A rosti is a strange dish. It is apparently grated potato, made into a kind of pancake and shallow fried in butter. Served with smoked salmon, it is rather rich, but I manage. It reminds me vaguely of the refried chips we had once on a camping trip when I was a kid, left over from the night before and fried in the breakfast bacon fat. Just the thing for a growing lad! Alas, I cannot see my dinner in this light due to my failing eyesight, so I have to put on my reading glasses, which brings the food into a somehow surreal and rather too sharp focus.
There are two loudly laughing German ladies in front of me in riding jodhpurs. They keep getting up to do various things, such as ferret about in handbags, throughout their meal, which seems strange to me as I have not have occasion to move for some time and after that main course, it is doubtful I even could.
I wonder momentarily if they rode to the airport on horses. Perhaps, next to the Hertz and Avis vehicle returns there are two palominos tethered to a post whilst an attendent examines every square centimetre for a scratch or dent in order to extract extortionate and disproportionate payment for barely visible damage.

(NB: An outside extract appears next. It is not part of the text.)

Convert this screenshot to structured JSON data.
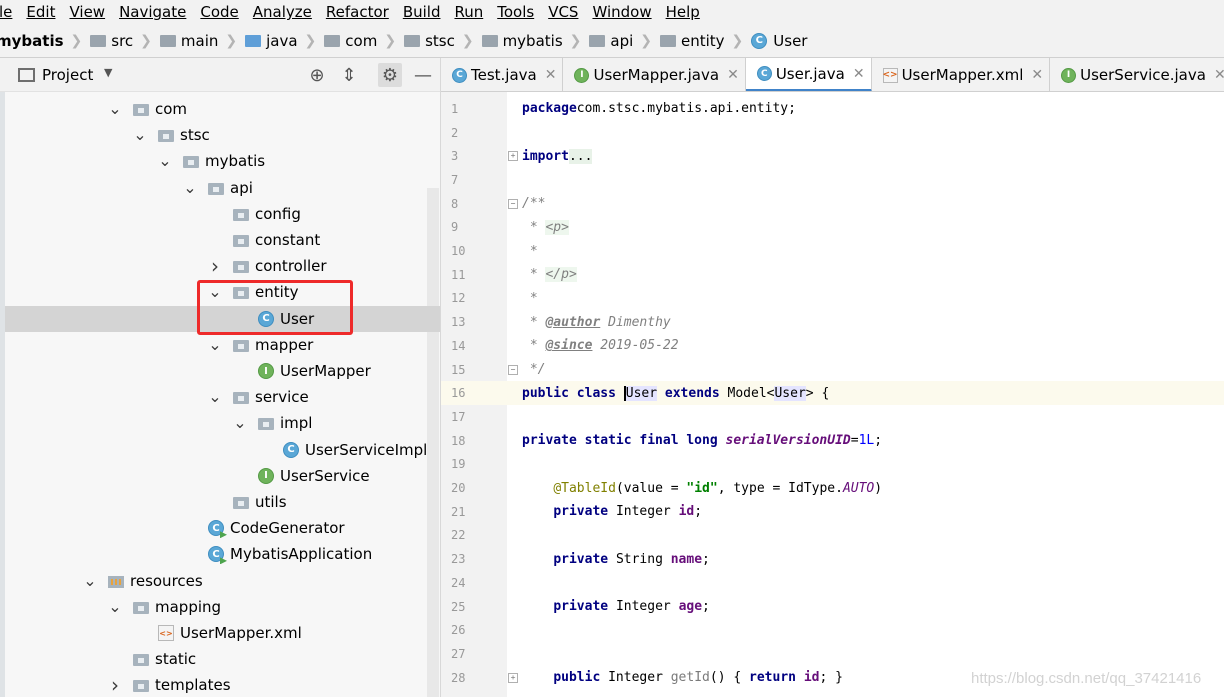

Jodhpurs on the right form can stop a man in his tracks. They can hug a bottom and emphasise glorious feminine curves with mesmerising effect. Not so these. They are slightly too big for the bottoms they contain and a little baggy in the crotch. And they are brown, purple and pink check with white arse-padding. It seems a strange choice of garment to be travelling in on a plane. Two enormous ice-creams arrive and are added eagerly to the bottom girth in only a few minutes.
Outside in the rainy gloom, almost dark now, a plane takes of. It is a small jet, possibly an Embraer or similar. Take-off always seems miraculous to me, even now. I have worked on aeroplanes, I understand the physics very clearly and yet here is several dozen tons of metal leaving the ground rapidly with no visible means of support. A propellor implies motive power, as a wheel rotating on a car does. You can feel the notion of thrust from just looking at them. But a jet jut throws out gasses and this seems somehow too arcane to propel an object to thousands of feet in the sky.

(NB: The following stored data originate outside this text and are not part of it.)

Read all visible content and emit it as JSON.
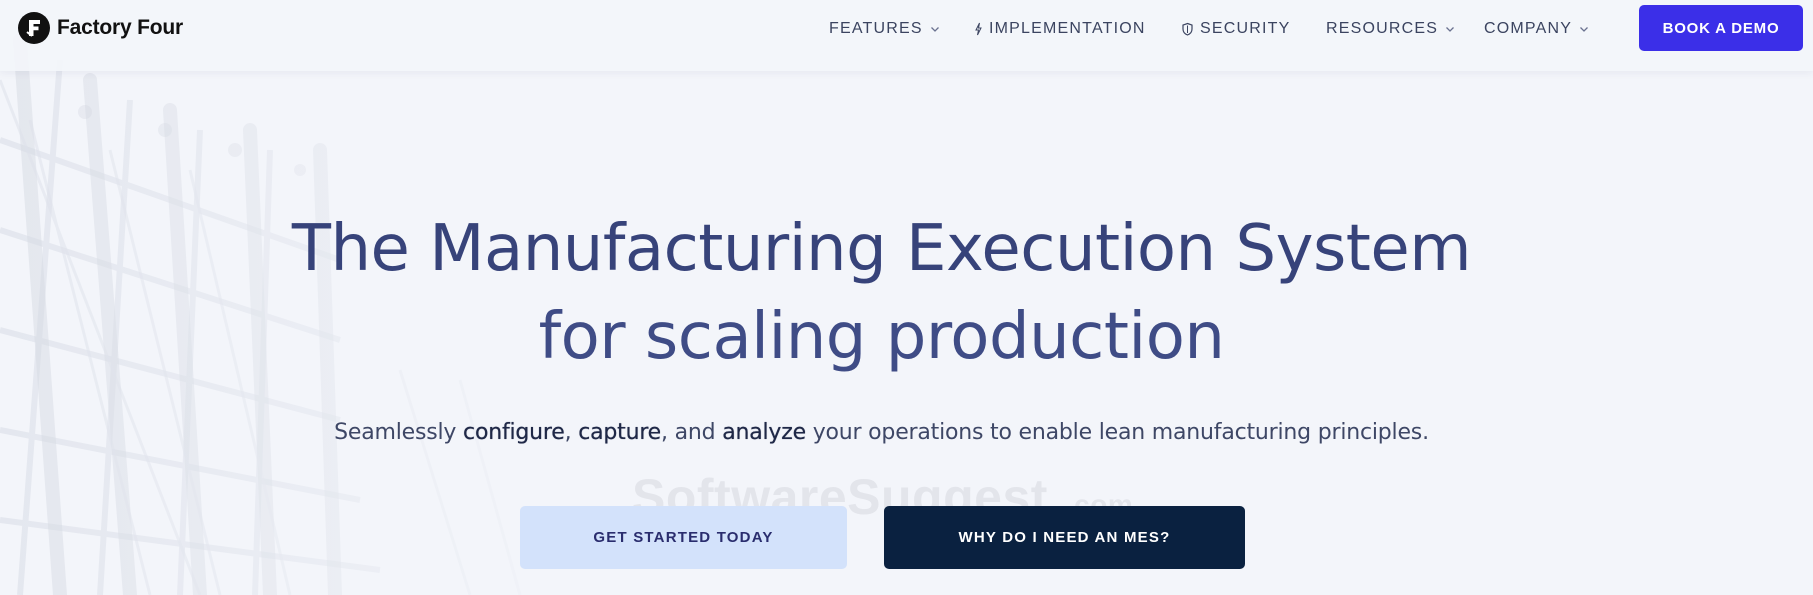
{
  "brand": {
    "name": "Factory Four",
    "logo_icon": "factoryfour-f-logo-icon"
  },
  "nav": {
    "items": [
      {
        "label": "FEATURES",
        "icon": "chevron-down-icon"
      },
      {
        "label": "IMPLEMENTATION",
        "icon": "lightning-icon"
      },
      {
        "label": "SECURITY",
        "icon": "shield-icon"
      },
      {
        "label": "RESOURCES",
        "icon": "chevron-down-icon"
      },
      {
        "label": "COMPANY",
        "icon": "chevron-down-icon"
      }
    ],
    "cta_label": "BOOK A DEMO"
  },
  "hero": {
    "title_line1": "The Manufacturing Execution System",
    "title_line2": "for scaling production",
    "subtitle_parts": [
      {
        "text": "Seamlessly ",
        "bold": false
      },
      {
        "text": "configure",
        "bold": true
      },
      {
        "text": ", ",
        "bold": false
      },
      {
        "text": "capture",
        "bold": true
      },
      {
        "text": ", and ",
        "bold": false
      },
      {
        "text": "analyze",
        "bold": true
      },
      {
        "text": " your operations to enable lean manufacturing principles.",
        "bold": false
      }
    ],
    "primary_button": "GET STARTED TODAY",
    "secondary_button": "WHY DO I NEED AN MES?"
  },
  "watermark": {
    "text": "SoftwareSuggest",
    "suffix": ".com"
  },
  "colors": {
    "background": "#f3f5fa",
    "title": "#37437a",
    "cta_demo": "#3b2fe8",
    "button_primary_bg": "#d3e2fb",
    "button_secondary_bg": "#0a2140"
  }
}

My banana split arrives. It is positively sinful in its indulgence. A small pot of chocolate sauce is perched on the tray, for pouring over the ice-cream. I pour it all and scrape the remainder from the tiny jug with my finger, catching the eye of the waitress who twinkles a knowing smile at me as if to say "Everyone does that but its still cute".It occurs to me that the Swiss are notoriously good at chocolate and I ponder briefly when in their history, relative to clockmaking, they aquired this specialisation. I know they have a lot of cows and alpine meadows give rich milk, but cocoa beans come from a very long way from Switzerland, whereas metalwork has been going on there for a very long time.

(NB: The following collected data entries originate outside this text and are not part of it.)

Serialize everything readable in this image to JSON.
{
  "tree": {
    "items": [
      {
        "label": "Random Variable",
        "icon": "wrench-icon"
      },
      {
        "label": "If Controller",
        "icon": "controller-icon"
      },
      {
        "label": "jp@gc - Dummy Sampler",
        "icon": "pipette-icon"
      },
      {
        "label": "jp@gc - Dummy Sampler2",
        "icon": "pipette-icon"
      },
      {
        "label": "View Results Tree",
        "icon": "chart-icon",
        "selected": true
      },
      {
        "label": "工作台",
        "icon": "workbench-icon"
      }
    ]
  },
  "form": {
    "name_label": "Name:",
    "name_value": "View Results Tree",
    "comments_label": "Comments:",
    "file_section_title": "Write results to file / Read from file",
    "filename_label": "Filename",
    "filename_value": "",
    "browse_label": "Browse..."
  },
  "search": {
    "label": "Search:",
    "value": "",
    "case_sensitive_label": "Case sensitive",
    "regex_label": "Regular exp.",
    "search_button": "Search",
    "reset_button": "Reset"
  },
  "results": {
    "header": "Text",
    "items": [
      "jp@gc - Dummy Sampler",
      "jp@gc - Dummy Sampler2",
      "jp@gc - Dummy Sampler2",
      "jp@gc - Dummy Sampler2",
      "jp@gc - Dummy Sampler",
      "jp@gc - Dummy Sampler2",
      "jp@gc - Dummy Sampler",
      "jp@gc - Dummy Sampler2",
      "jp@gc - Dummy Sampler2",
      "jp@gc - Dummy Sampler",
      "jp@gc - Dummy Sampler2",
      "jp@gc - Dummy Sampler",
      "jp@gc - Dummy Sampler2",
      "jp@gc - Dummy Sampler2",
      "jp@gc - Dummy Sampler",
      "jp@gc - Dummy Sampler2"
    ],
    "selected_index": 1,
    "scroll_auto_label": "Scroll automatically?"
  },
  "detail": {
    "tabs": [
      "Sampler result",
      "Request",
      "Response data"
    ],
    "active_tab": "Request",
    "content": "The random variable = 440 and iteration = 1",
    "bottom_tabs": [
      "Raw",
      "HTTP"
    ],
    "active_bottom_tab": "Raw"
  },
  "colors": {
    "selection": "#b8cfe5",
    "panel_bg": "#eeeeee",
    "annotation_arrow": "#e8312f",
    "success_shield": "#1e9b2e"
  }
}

Nevertheless, I am grateful to whoever brought the idea to them as the sauce is utterly gorgeous.
Spent, my ice-cream devoured, I slump back into my chair, gesticulating feebly to the waitress for the bill with an air scribble. Mostly people don't use pens any more now that chip and pin cards are predominant, but since I am forced to use American Express by my employer and I refuse a PIN for it because I am a cantankerous luddite, I still have to sign a bill. This pleases me as it is one of the few times in these modern days that I ever use a pen.
Sated, I head out into the concourse of the airport, just in time to hear the announcement that my flight is now delayed an hour to ten o'clock.
The joy of international business travel...
post script: We eventually took off at 11:30 p.m and I got home at 2 a.m. on the Saturday morning.